Hope and ambition survive in football
Hurling might have taken the headlines this year but today’s final will pack Croker despite the negativity
WE made it. Despite all, we’ve got to Sunday, September 2. Yes children, there will be an All-Ireland football final this year. It looked in doubt there for a while.
This, remember, has been a Championship of the agonies. Successive Saturdays and Sundays brought fresh indignities for those with a predisposition towards the old game. There were too many hand-passes, too few long kickouts, not enough scores, a surfeit of cynicism, an absence of imagination, a reliance on tactical suffocation. And as football struggled, hurling soared. Long-dead Greek poets cursed mortality and the clay that held them; if only they could have lived through the new Championship format of the small-ball game, imagine the epics they would have been moved to write.
Football was ugly in comparison, matches collapsing into one shapeless mess. Legend has it that a round-two qualifier is still being played somewhere in the midlands, the two teams locked in tactical paralysis and the fixture long since forgotten about by everyone else.
Yet out of the formless misery of the football Championship emerges this day.
In spite of all the despair, 82,000 people will pack Croke Park this afternoon.
Long before midday, Drumcondra and the other villages in the vicinity of the ground will be stuffed with red and white jerseys. Tyrone fans will travel early and in big numbers, and eventually they will be joined by the colours of the champions.
Somehow, hope and ambition and excitement have survived the football campaign. Well, of course they have. There was never any doubt about that, because much of the angst expressed about football is nonsense.
It was not an especially energising Championship, that’s true, and it is difficult to see any circumstances in which Tyrone can win the All-Ireland this afternoon. The sense of certainty surrounding Dublin’s defence of their title strengthened on the Saturday evening in June that Mayo were tipped out of the Championship.

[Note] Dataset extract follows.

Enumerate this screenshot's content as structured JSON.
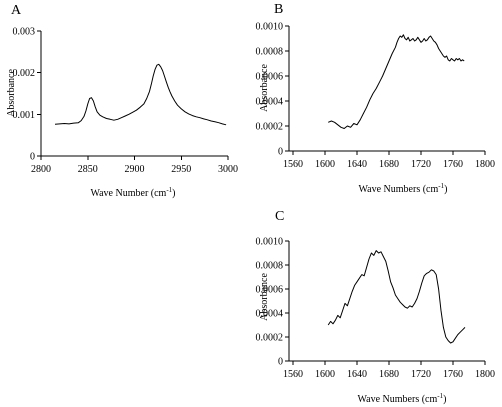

When Kerry’s weaknesses were exposed in the Super Eights, repeatedly and without mercy, another presumed source of resistance to Dublin was removed.
Kerry were nothing near the power they shaped to be in Munster, while Mayo’s weariness in the qualifiers gave no convincing indication they could challenge Dublin as they did in 2016 and 2017.
However, stories worth savouring emerged through the deadening sense of inevitability.
The moxie of Monaghan and the courage of Kildare were two of them. There is a young squad forming in Donegal with talents persuasive enough to encourage optimism among their followers. And there are the finalists, too. Tyrone, frankly, do not look to have changed enough from the side Dublin tore apart last year, to support ambitions of an upset today. But they are back in a final nonetheless, their first in a decade. Their inscrutable, immovable manager is perhaps their best hope, and Mickey Harte will savour the possibility of beating Dublin and upending conventional thinking to win a fourth All-Ireland.
That, though, looks a slim prospect. Dublin are marvellous, a team on the lip of enduring glory.
That they are so close to four in a row, and the attendant historical repercussions, and yet relatively unheralded, has a few causes.
One is the inevitable reluctance of rivals to cheer serial winners.
Another is the facelessness of the Dublin group: the names are well known but the environment around the side is so sterile and so controlled that very little in the way of individual personality emerges.
And another reason is the ease of their transit through the Championship. Dublin haven’t been seriously challenged in 12 months. Their critics choose to attribute this to the enormous commercial power behind the side. But that ignores the failings of their rivals and, more importantly, it deliberately avoids the issue of how well coached Dublin are.
Big sponsorship deals don’t make Jim Gavin or Jason Sherlock excellent trainers. And it is the quality of their work with the players that has made Dublin seem untouchable.
This is a disciplined, well-drilled side, tailored to eschew high-risk football and instead prioritise patience and accuracy.
It is remarkable to have to say it about a team one game away from unimpeachable greatness, but Dublin are an extraordinary side.
That isn’t down to commerce, but talent and training.
The fear, spoken about all week, is that they turn this match into an extended warm-down long before the end. There is undoubtedly a chance that could happen, but that in itself will be a manifestation of their greatness, as Kilkenny’s mauling of Waterford in the 2008 hurling final was.
And if the game takes a more unexpected turn, then Harte will have stumped us all again.